Será un lento y feroz comienzo cuando todo lo que es empiece a no ser,
cuando las marchas y las consignas galácticas se evaporen en el clima de una
nueva multitud, cuando las amenazas y el oprobio se conviertan en afonía,
cuando los carceleros renuncien a su faena, cuando las rotativas abandonen su
ruido de mulo domesticado, cuando el odio se vaya volviendo humo y derrota.
Pero para eso habrá que registrar los rincones del país, atizar al
perezoso, seducir al indiferente, convocar a los descreídos, a los indecisos,
abrazar al decepcionado, insistir con el reticente y convertirnos todos en una
tormenta inacabable de votos en las elecciones parlamentarias del 6 de
diciembre de este pavoroso 2015. Convertirnos en protagonistas de nuestro
derecho a volver a ser un país.
Habrá que inventar la mañana. Habrá que hacer el mismo gesto y
convertir a la sonrisa en un ejército de ocupación. Habrá que dejarse de
silencios y miedos. Y así todas las puertas se abrirán de par en par. Y la
vecina bailará sin música, y estremecerá sus ventanas, y todo aquel en la
calle, en la orilla, en la calzada, será un gesto de bienvenida y euforia.
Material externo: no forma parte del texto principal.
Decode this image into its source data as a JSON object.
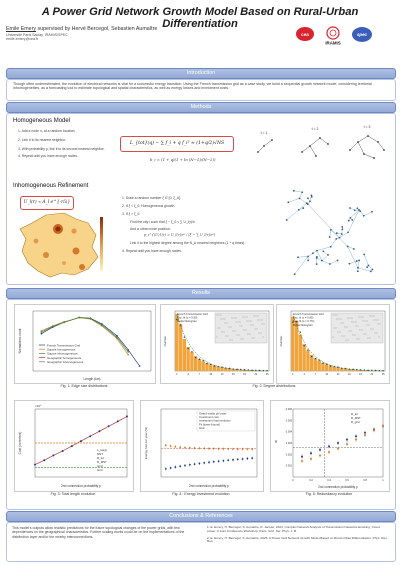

Habrá que hacer una canción urgente, una melodía de recién llegados, y apurar
un tren que aún no existe, un pasillo grande para el regreso grande de los que
alguna vez fueron adiós.
Será un lento y feroz comienzo cuando la niña que tose y la mujer que desanda
la farmacia y la urgencia, y el padre colérico, expulsen un grito de fin de la
pesadilla, y se toparán con una plaza habitada por abrazos de los que ya no
había. Y cada quien, lustroso en la alegría repentina, sudoroso a fiesta
que se acerca, voluminoso en la sonrisa, asomado en sus propios ojos, dirá que
todo pasó, que el huracán fue un mal rato de casi dos décadas, que la vida se
estrena otra vez.
Será un lento y feroz comienzo de diciembre. Lento por la larga cuenta
regresiva que ya somos. Feroz por todos los obstáculos que tropezaremos. Será
un día preciso. Está allí. Afuera. Se le puede señalar con el índice. Ese día
es nuestro. Nadie nos lo va a quitar. Será apenas el comienzo. No la
resurrección de los justos. No la multiplicación de los panes y las harinas y
el café. No el acto final del odio. No la paz conclusiva. No la ultima marea.
Será solo eso: el comienzo. Lo que necesitamos con urgencia. Un comienzo. Así
sea duro, largo y difícil. Para dejar de ser un país fallido. Un territorio que
no funciona para vivir.
Un comienzo. Nuestro comienzo. Lento, feroz y absolutamente posible.